Овсей посмотрел на одеяло, вздувшееся над искривленной грудью сына, на прекрасное, кроткое лицо Ульяны с чуть дрожащими ресницами, на ее сильные плечи, плюнул и сказал:

— А грех с вами!..

И Ульяна, позднеевская красавица, дочь бедной Уланихи, стала законной женой Павла Ермолина. На другой день после несыгранной свадьбы Овсей запряг невестку в работу. День и ночь была она в поле вместе с батраками; в поле и родила дочку, Катюшу.

Павел видел, как помыкают его женой, но если у него достало однажды воли и решимости на отчаянный поступок, то ежедневному давлению семьи он не смог противиться. На каждом торжестве, куда его приглашали, он теперь стал пропускать столько рюмочек, сколько ему нужно было, чтобы терпеть жизнь. Так и жили они: Овсей копил свое ненужное богатство, Ульяна работала в поле и на гумне, забегая домой, чтобы покормить дочку, Павел играл и пил водку.

Лишь еще раз проявился в нем характер. Это случилось, когда Катюша подросла. В деревню заехал дядя Ульяны, работавший в городе, на фабрике. Он сказал Ульяне в присутствии Павла:

— Не хочу, чтобы твоя дочка выросла здесь кулачкой. Отпусти ее со мной, пока ей не изуродовали душу.

— Как же так? Родную кровиночку… — завела Ульяна.

Но Павел твердо сказал:

— Молчи, Ульяна! Пусть он возьмет Катюшу. В этом доме растут кривые — либо телом, либо душой.

Павел сам привел Катюшу к ее двоюродному деду, и они в тот же день покинули станицу. Обнаружив исчезновение внучки, Овсей впервые избил сына-калеку. Но дело было сделано, и Овсей, отведя душу, раз и навсегда смирился с этим.

Катюша училась в городе, на каникулы приезжала проведать родителей, жила в доме Овсея, но он ни разу не пытался удержать ее.

У Катюши не было в станице подруг — девочки сторонились городской. Они смеялись над ее белым платьицем, белой панамкой и белыми туфельками… Одиночеству Катюши и был я обязан нашим знакомством…

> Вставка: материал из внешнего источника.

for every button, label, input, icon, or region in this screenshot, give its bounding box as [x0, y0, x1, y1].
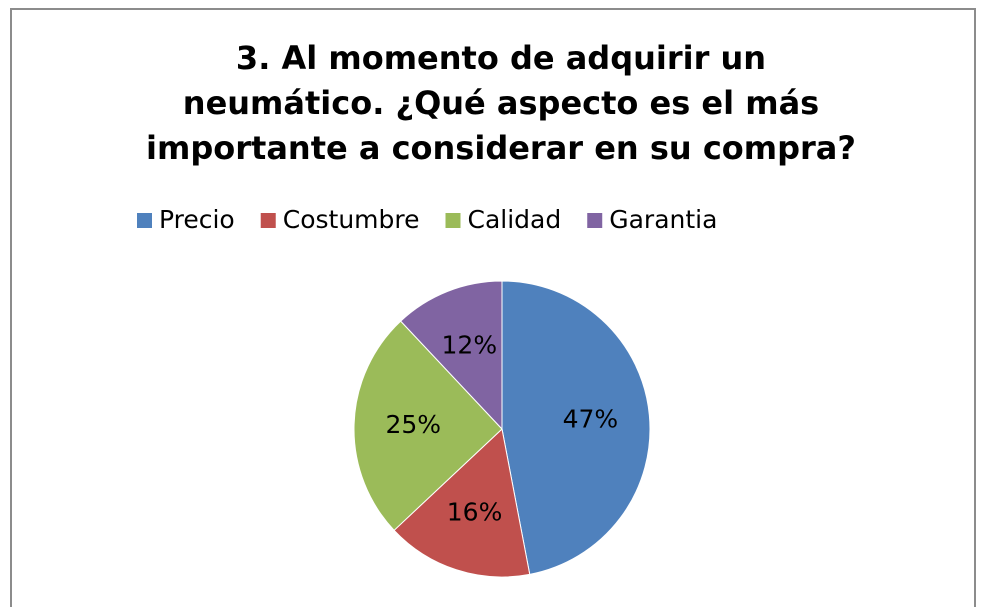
pie-slice	[393, 428, 531, 578]
legend-label: Calidad	[468, 205, 562, 234]
legend-label: Precio	[159, 205, 235, 234]
data-label: 16%	[447, 497, 503, 526]
legend-swatch	[260, 213, 276, 228]
legend-label: Garantia	[609, 205, 717, 234]
data-label: 12%	[442, 330, 498, 359]
pie-slice	[399, 280, 503, 431]
data-label: 25%	[385, 410, 441, 439]
chart-title: 3. Al momento de adquirir un neumático. …	[146, 39, 856, 167]
chart-frame	[10, 8, 976, 607]
legend-swatch	[587, 213, 603, 228]
legend-label: Costumbre	[283, 205, 420, 234]
pie-slice	[501, 280, 651, 575]
pie-slice	[353, 320, 503, 532]
legend-swatch	[445, 213, 461, 228]
data-label: 47%	[563, 405, 619, 434]
legend-swatch	[137, 213, 152, 228]
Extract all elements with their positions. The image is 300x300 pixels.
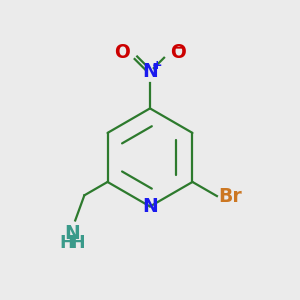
Text: +: + xyxy=(151,59,162,72)
Text: O: O xyxy=(170,43,186,62)
Text: −: − xyxy=(173,40,185,54)
Text: N: N xyxy=(142,62,158,81)
Text: N: N xyxy=(64,224,80,243)
Text: H: H xyxy=(60,234,74,252)
Text: Br: Br xyxy=(218,187,242,206)
Text: H: H xyxy=(71,234,86,252)
Text: O: O xyxy=(114,43,130,62)
Text: N: N xyxy=(142,197,158,216)
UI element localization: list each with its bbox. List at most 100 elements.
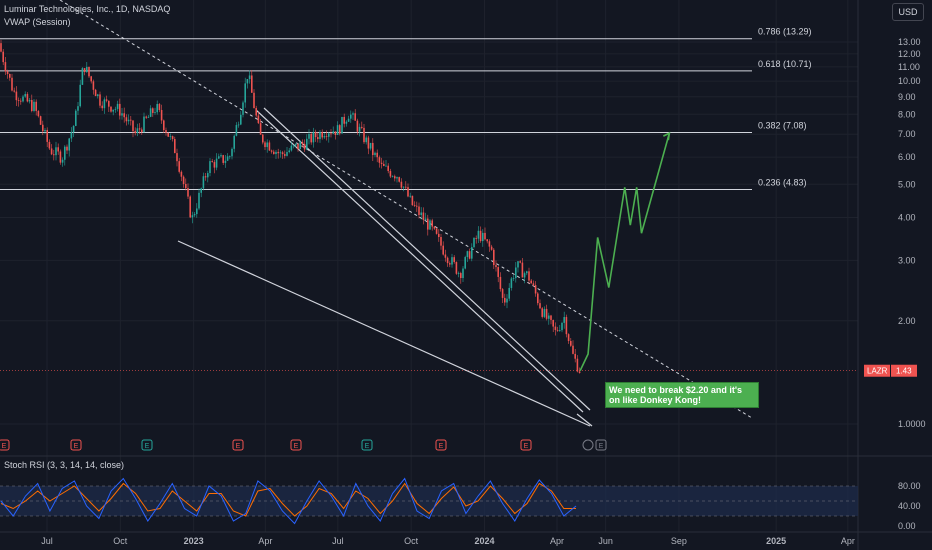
time-tick-label: 2023 bbox=[184, 536, 204, 546]
candle-body bbox=[88, 66, 90, 77]
candle-body bbox=[457, 273, 460, 274]
candle-body bbox=[116, 103, 119, 109]
candle-body bbox=[147, 116, 150, 118]
candle-body bbox=[523, 273, 526, 278]
candle-body bbox=[561, 322, 563, 331]
candle-body bbox=[578, 371, 581, 373]
candle-body bbox=[330, 133, 332, 135]
candle-body bbox=[453, 257, 455, 263]
candle-body bbox=[563, 317, 565, 323]
candle-body bbox=[541, 308, 543, 317]
candle-body bbox=[136, 128, 139, 134]
candle-body bbox=[48, 141, 51, 149]
candle-body bbox=[389, 171, 392, 177]
candle-body bbox=[270, 150, 273, 152]
candle-body bbox=[486, 239, 488, 242]
candle-body bbox=[391, 176, 394, 178]
candle-body bbox=[308, 133, 310, 139]
candle-body bbox=[66, 146, 68, 151]
price-axis-bg bbox=[858, 0, 932, 550]
candle-body bbox=[13, 90, 15, 92]
candle-body bbox=[416, 205, 418, 207]
candle-body bbox=[314, 131, 317, 138]
candle-body bbox=[191, 215, 194, 218]
candle-body bbox=[83, 68, 86, 73]
candle-body bbox=[46, 129, 48, 142]
candle-body bbox=[11, 77, 13, 91]
candle-body bbox=[440, 236, 442, 246]
candle-body bbox=[380, 162, 383, 164]
price-axis[interactable]: 1.0000 2.00 3.00 4.00 5.00 6.00 7.00 8.00 9.00 10… bbox=[857, 0, 932, 550]
currency-button[interactable]: USD bbox=[892, 3, 924, 21]
vwap-indicator-label[interactable]: VWAP (Session) bbox=[4, 17, 71, 27]
stoch-d-line bbox=[0, 482, 576, 517]
candle-body bbox=[158, 104, 161, 111]
candle-body bbox=[2, 51, 4, 63]
candle-body bbox=[31, 100, 33, 111]
candle-body bbox=[345, 121, 348, 124]
candle-body bbox=[26, 94, 29, 102]
candle-body bbox=[132, 120, 134, 132]
candle-body bbox=[213, 162, 216, 168]
candle-body bbox=[488, 241, 491, 247]
candle-body bbox=[396, 177, 398, 179]
candle-body bbox=[268, 142, 271, 151]
earnings-marker-icon: E bbox=[236, 443, 241, 450]
candle-body bbox=[424, 218, 427, 220]
price-tag-ticker-bg bbox=[864, 364, 890, 377]
candle-body bbox=[339, 125, 341, 134]
candle-body bbox=[253, 92, 255, 109]
wedge-lower-line bbox=[177, 240, 591, 427]
candle-body bbox=[398, 177, 400, 182]
candle-body bbox=[295, 143, 297, 146]
candle-body bbox=[462, 268, 464, 279]
stoch-tick-label: 0.00 bbox=[898, 521, 916, 531]
time-tick-label: Apr bbox=[550, 536, 564, 546]
candle-body bbox=[361, 126, 363, 128]
candle-body bbox=[154, 112, 156, 114]
annotation-callout[interactable]: We need to break $2.20 and it's on like … bbox=[605, 382, 759, 408]
candle-body bbox=[176, 153, 178, 162]
candle-body bbox=[484, 232, 486, 240]
candle-body bbox=[185, 183, 187, 189]
time-tick-label: Apr bbox=[841, 536, 855, 546]
candle-body bbox=[90, 76, 92, 82]
candle-body bbox=[231, 148, 233, 157]
candle-body bbox=[422, 212, 425, 220]
time-axis[interactable]: Jul Oct 2023 Apr Jul Oct 2024 Apr Jun Sep 2025 Apr bbox=[0, 531, 932, 546]
fib-levels: 0.786 (13.29) 0.618 (10.71) 0.382 (7.08) 0.… bbox=[0, 27, 858, 372]
candle-body bbox=[193, 214, 196, 216]
candle-body bbox=[75, 110, 77, 126]
candle-body bbox=[92, 81, 95, 90]
candle-body bbox=[442, 245, 444, 255]
candle-body bbox=[123, 113, 125, 118]
candle-body bbox=[369, 142, 372, 149]
candle-body bbox=[292, 145, 295, 147]
candle-body bbox=[350, 114, 352, 119]
price-tick-label: 1.0000 bbox=[898, 419, 926, 429]
candle-body bbox=[385, 165, 387, 167]
dashed-trendline bbox=[59, 0, 753, 419]
candle-body bbox=[149, 108, 152, 117]
candle-body bbox=[35, 101, 37, 111]
candle-body bbox=[321, 131, 323, 138]
candle-body bbox=[178, 161, 180, 172]
candle-body bbox=[495, 265, 497, 268]
candle-body bbox=[112, 109, 114, 112]
candle-body bbox=[108, 100, 110, 107]
earnings-marker bbox=[361, 439, 373, 451]
candle-body bbox=[174, 139, 176, 154]
candle-body bbox=[224, 160, 227, 163]
candle-body bbox=[70, 132, 73, 139]
candle-body bbox=[367, 137, 370, 149]
candle-body bbox=[565, 317, 568, 335]
candle-body bbox=[202, 176, 205, 189]
price-tick-label: 5.00 bbox=[898, 179, 916, 189]
candle-body bbox=[143, 116, 145, 133]
price-tick-label: 9.00 bbox=[898, 92, 916, 102]
candle-body bbox=[94, 89, 97, 97]
earnings-marker bbox=[70, 439, 82, 451]
earnings-marker bbox=[520, 439, 532, 451]
stoch-rsi-label[interactable]: Stoch RSI (3, 3, 14, 14, close) bbox=[4, 460, 125, 470]
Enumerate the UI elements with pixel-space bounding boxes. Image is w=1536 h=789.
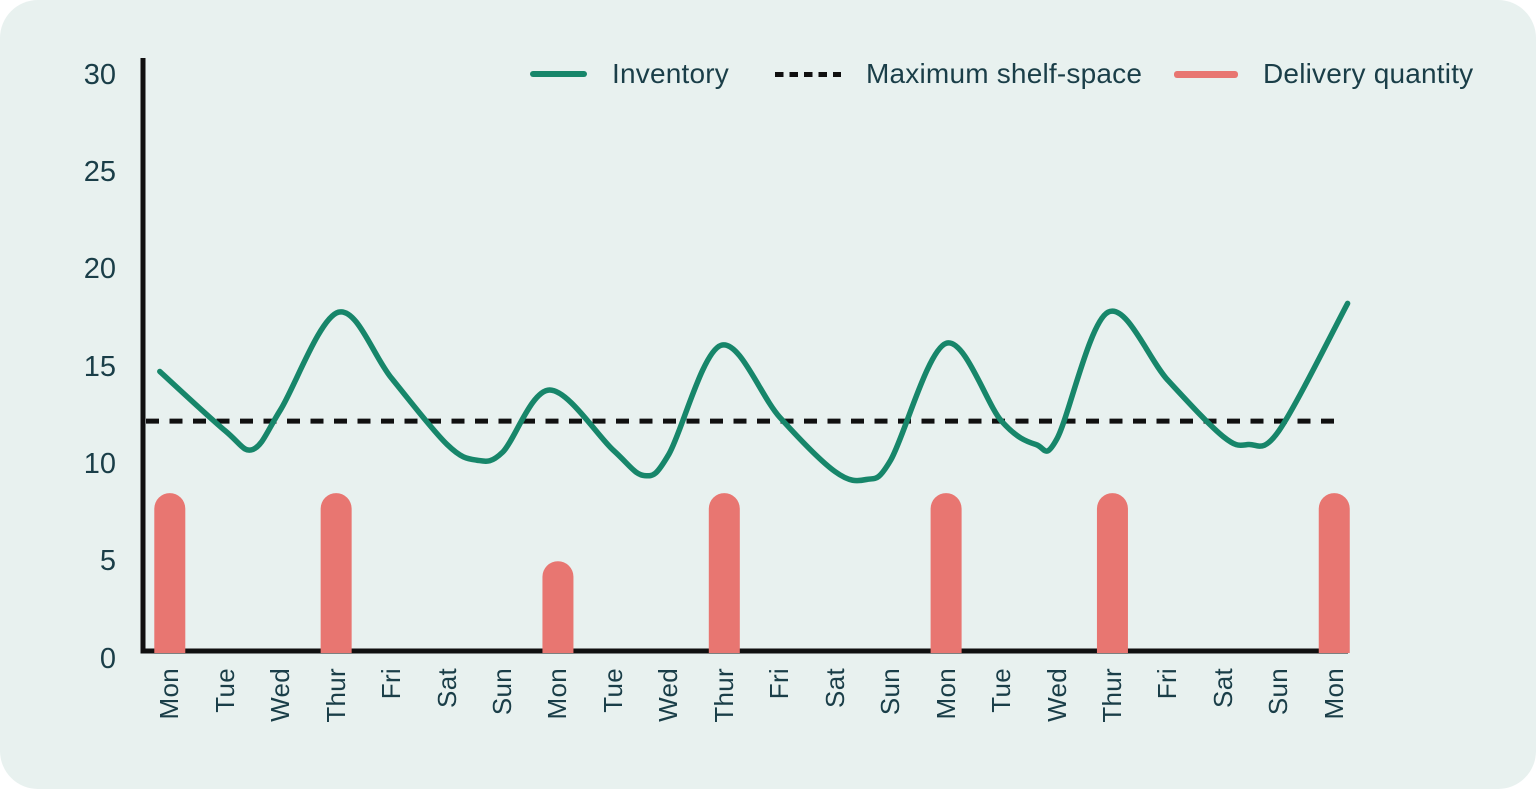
delivery-quantity-bar — [320, 493, 352, 653]
y-tick-label-0: 0 — [99, 642, 116, 675]
x-tick-label-mon-21: Mon — [1284, 668, 1384, 760]
delivery-quantity-bar — [1096, 493, 1128, 653]
y-tick-label-5: 5 — [99, 545, 116, 578]
y-tick-label-15: 15 — [83, 350, 116, 383]
delivery-line-swatch — [1174, 70, 1238, 78]
delivery-quantity-bar — [154, 493, 186, 653]
inventory-line — [157, 300, 1351, 484]
delivery-quantity-bar — [1318, 493, 1350, 653]
legend-item-delivery-quantity: Delivery quantity — [1174, 56, 1473, 92]
legend-label-inventory: Inventory — [612, 58, 729, 89]
legend-item-inventory: Inventory — [530, 56, 729, 92]
chart-legend: Inventory Maximum shelf-space Delivery q… — [530, 56, 1473, 92]
y-tick-label-25: 25 — [83, 156, 116, 189]
y-tick-label-30: 30 — [83, 58, 116, 91]
legend-label-delivery-quantity: Delivery quantity — [1263, 58, 1474, 89]
y-tick-label-10: 10 — [83, 447, 116, 480]
inventory-line-swatch — [530, 71, 587, 77]
day-label: Mon — [1318, 668, 1349, 720]
legend-label-max-shelf-space: Maximum shelf-space — [866, 58, 1143, 89]
legend-item-max-shelf-space: Maximum shelf-space — [775, 56, 1142, 92]
delivery-quantity-bar — [708, 493, 740, 653]
y-tick-label-20: 20 — [83, 253, 116, 286]
max-shelf-space-dashed-swatch — [775, 71, 841, 77]
delivery-quantity-bar — [542, 561, 574, 653]
delivery-quantity-bar — [930, 493, 962, 653]
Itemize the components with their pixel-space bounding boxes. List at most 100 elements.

Однажды, когда мы сидели у нас за ужином, пришла ее мать, Ульяна. Худая, темная от загара, с глубоко запавшими, блестящими глазами, она казалась сошедшей с божницы нашего хозяина.

— Здорово, чавалэ! — сказала она. — Дочь моя у вас?

Голос ее звучал ласково, а взгляд был таким кротким и добрым, что я сразу решил: мать Катюши нам не враг. Надо было долго приглядываться к этой изможденной работой женщине, с большими, как лопасти весел, кистями, чтобы угадать ее прежнюю красоту. Словно далекий костер в лесу, который то вспыхивает ярким огнем, то вновь потухает, невидимый за деревьями, былая прелесть Ульяны проглядывала порой нежданной улыбкой, поворотом головы, взмахом ресниц. Катюша глядела на мать с нежностью и грустью.

Ульяна посетовала, что в доме Ермолиных недовольны дружбой Катюши с цыганами.

— А вы как к этому относитесь, Ульяна Родионовна? — спросила мать.

— Я — что ж, — улыбнулась Ульяна. — Нешто цыгане не люди?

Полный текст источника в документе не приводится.